D. To show the world that not every Christian is a total stick in the judgmental mud, and that we can be kind, humorous, and REAL.
I want others to know that I only have lost the weight- and dealt with an often crappy life, for that matter- because I was clinging to Jesus. Clinging, because it wasn’t good enough to hold His hand only on Sundays and Wednesdays or at the church potluck. I had to have Him every moment of every day. Still do, in fact, so I cling.
I took off the mask that everyone wears- Christian or not- and showed the world what real living was like. I have shown them above all that God has a sense of humor. We were made in His image so that means He has a sense of humor. And a butt. We get through the awful things in life when we can laugh about them. And if my crazy “black, white, and red all over” story did the job (and in my opinion it did), then I’m totally fine with that.
To the person who reported my link as abusive- I’m sorry that you were offended. But I have been set on this path because no one else would touch people’s hearts in this manner (which is the real Charlie living life forgiven, free, and full of hope). It’s exactly what they need.

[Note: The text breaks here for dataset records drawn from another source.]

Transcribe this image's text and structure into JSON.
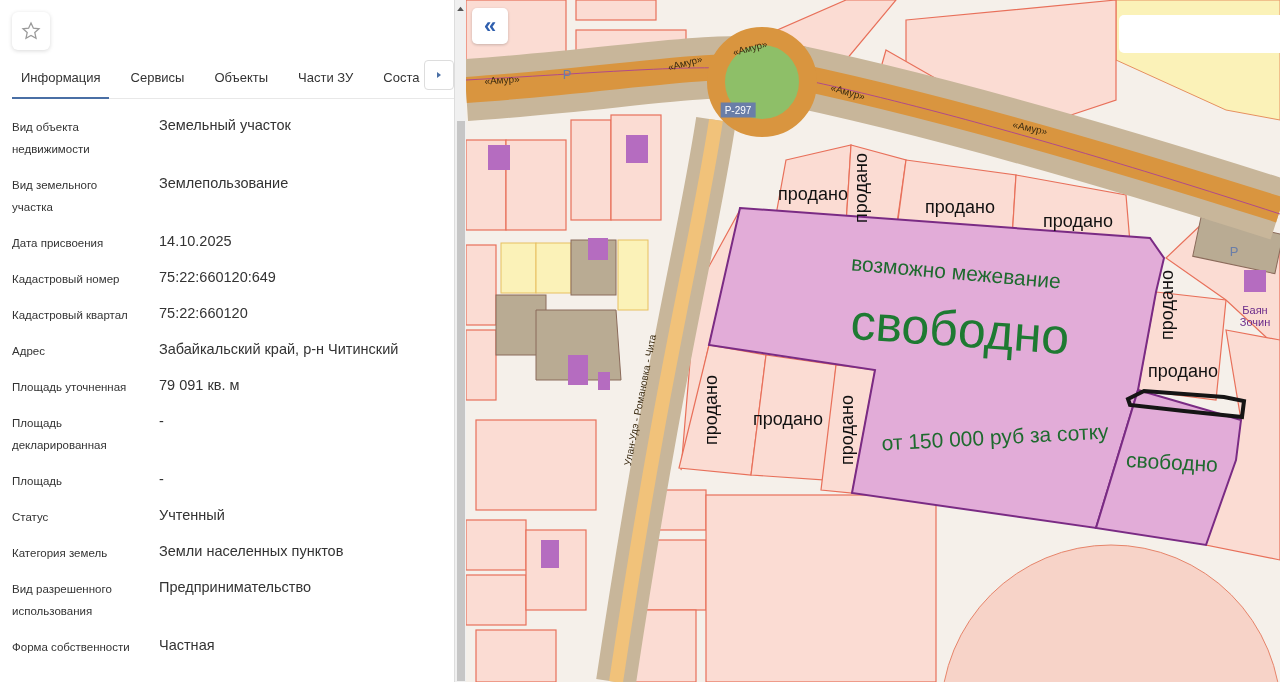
{
  "favorite_button": {
    "selected": false
  },
  "tabs": [
    {
      "label": "Информация",
      "selected": true
    },
    {
      "label": "Сервисы",
      "selected": false
    },
    {
      "label": "Объекты",
      "selected": false
    },
    {
      "label": "Части ЗУ",
      "selected": false
    },
    {
      "label": "Соста",
      "selected": false
    }
  ],
  "properties": [
    {
      "label": "Вид объекта недвижимости",
      "value": "Земельный участок"
    },
    {
      "label": "Вид земельного участка",
      "value": "Землепользование"
    },
    {
      "label": "Дата присвоения",
      "value": "14.10.2025"
    },
    {
      "label": "Кадастровый номер",
      "value": "75:22:660120:649"
    },
    {
      "label": "Кадастровый квартал",
      "value": "75:22:660120"
    },
    {
      "label": "Адрес",
      "value": "Забайкальский край, р-н Читинский"
    },
    {
      "label": "Площадь уточненная",
      "value": "79 091 кв. м"
    },
    {
      "label": "Площадь декларированная",
      "value": "-"
    },
    {
      "label": "Площадь",
      "value": "-"
    },
    {
      "label": "Статус",
      "value": "Учтенный"
    },
    {
      "label": "Категория земель",
      "value": "Земли населенных пунктов"
    },
    {
      "label": "Вид разрешенного использования",
      "value": "Предпринимательство"
    },
    {
      "label": "Форма собственности",
      "value": "Частная"
    }
  ],
  "map": {
    "collapse_button": "«",
    "labels": [
      {
        "text": "продано",
        "kind": "annotation"
      },
      {
        "text": "продано",
        "kind": "annotation"
      },
      {
        "text": "продано",
        "kind": "annotation"
      },
      {
        "text": "продано",
        "kind": "annotation"
      },
      {
        "text": "возможно межевание",
        "kind": "annotation-green"
      },
      {
        "text": "свободно",
        "kind": "annotation-large"
      },
      {
        "text": "продано",
        "kind": "annotation"
      },
      {
        "text": "продано",
        "kind": "annotation"
      },
      {
        "text": "продано",
        "kind": "annotation"
      },
      {
        "text": "продано",
        "kind": "annotation"
      },
      {
        "text": "продано",
        "kind": "annotation"
      },
      {
        "text": "от 150 000 руб за сотку",
        "kind": "annotation-green"
      },
      {
        "text": "свободно",
        "kind": "annotation-green"
      },
      {
        "text": "«Амур»",
        "kind": "road"
      },
      {
        "text": "«Амур»",
        "kind": "road"
      },
      {
        "text": "«Амур»",
        "kind": "road"
      },
      {
        "text": "«Амур»",
        "kind": "road"
      },
      {
        "text": "«Амур»",
        "kind": "road"
      },
      {
        "text": "Р-297",
        "kind": "route-badge"
      },
      {
        "text": "Улан-Удэ - Романовка - Чита",
        "kind": "road"
      },
      {
        "text": "Баян Зочин",
        "kind": "place"
      },
      {
        "text": "Р",
        "kind": "parking"
      },
      {
        "text": "Р",
        "kind": "parking"
      }
    ]
  }
}
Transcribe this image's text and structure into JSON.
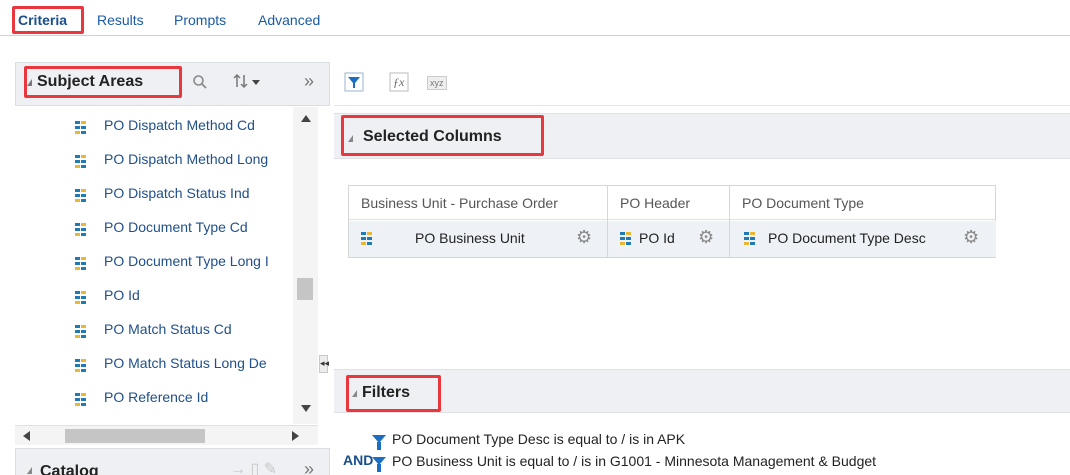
{
  "tabs": [
    {
      "label": "Criteria",
      "active": true
    },
    {
      "label": "Results"
    },
    {
      "label": "Prompts"
    },
    {
      "label": "Advanced"
    }
  ],
  "subject_areas": {
    "title": "Subject Areas",
    "header_icons": [
      "search-icon",
      "sort-icon",
      "expand-icon"
    ],
    "items": [
      {
        "label": "PO Dispatch Method Cd"
      },
      {
        "label": "PO Dispatch Method Long"
      },
      {
        "label": "PO Dispatch Status Ind"
      },
      {
        "label": "PO Document Type Cd"
      },
      {
        "label": "PO Document Type Long I"
      },
      {
        "label": "PO Id"
      },
      {
        "label": "PO Match Status Cd"
      },
      {
        "label": "PO Match Status Long De"
      },
      {
        "label": "PO Reference Id"
      }
    ]
  },
  "catalog": {
    "title": "Catalog"
  },
  "splitter_glyph": "◂◂",
  "toolbar_icons": [
    "filter-icon",
    "formula-icon",
    "xyz-icon"
  ],
  "toolbar_xyz_text": "xyz",
  "selected_columns": {
    "title": "Selected Columns",
    "columns": [
      {
        "group": "Business Unit - Purchase Order",
        "column": "PO Business Unit"
      },
      {
        "group": "PO Header",
        "column": "PO Id"
      },
      {
        "group": "PO Document Type",
        "column": "PO Document Type Desc"
      }
    ]
  },
  "filters": {
    "title": "Filters",
    "conjunction": "AND",
    "items": [
      {
        "text": "PO Document Type Desc is equal to / is in  APK"
      },
      {
        "text": "PO Business Unit is equal to / is in  G1001 - Minnesota Management & Budget"
      }
    ]
  },
  "colors": {
    "highlight": "#e8383d",
    "link": "#1a5aa6",
    "panel_header": "#eef0f3"
  }
}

Life with a refreshing joy. Joy that can’t be contained. Joy that explodes like a bad case of the trots. Joy that may be messy, but it sure is fun!
I hope that you find that joy in your life, because I don’t know if you have it. Yet I will remind you that joy is not optional. It’s a Biblical command. 1st Thessalonians 5:16 is a short verse. It says “Be joyful always.” Not TRY to be joyful, but BE joyful. I’m just following the commands set before me day after day, and feel compelled to share it here on this blog. It is optional, however, for you to read my blog. Thank you for being the sound voice of reason, but don't be offended if I don't change a thing to try to please you. I'm worried about pleasing my King, and doing what He has gifted me to do- so kindly let me do my job and be the butt. I don’t mind, really! I kinda like it down here.
It’s never lonely at the bottom!
THANK YOU TO ALL OF YOU READERS FOR YOUR UNDYING SUPPORT!!! I LOVE YOU!!!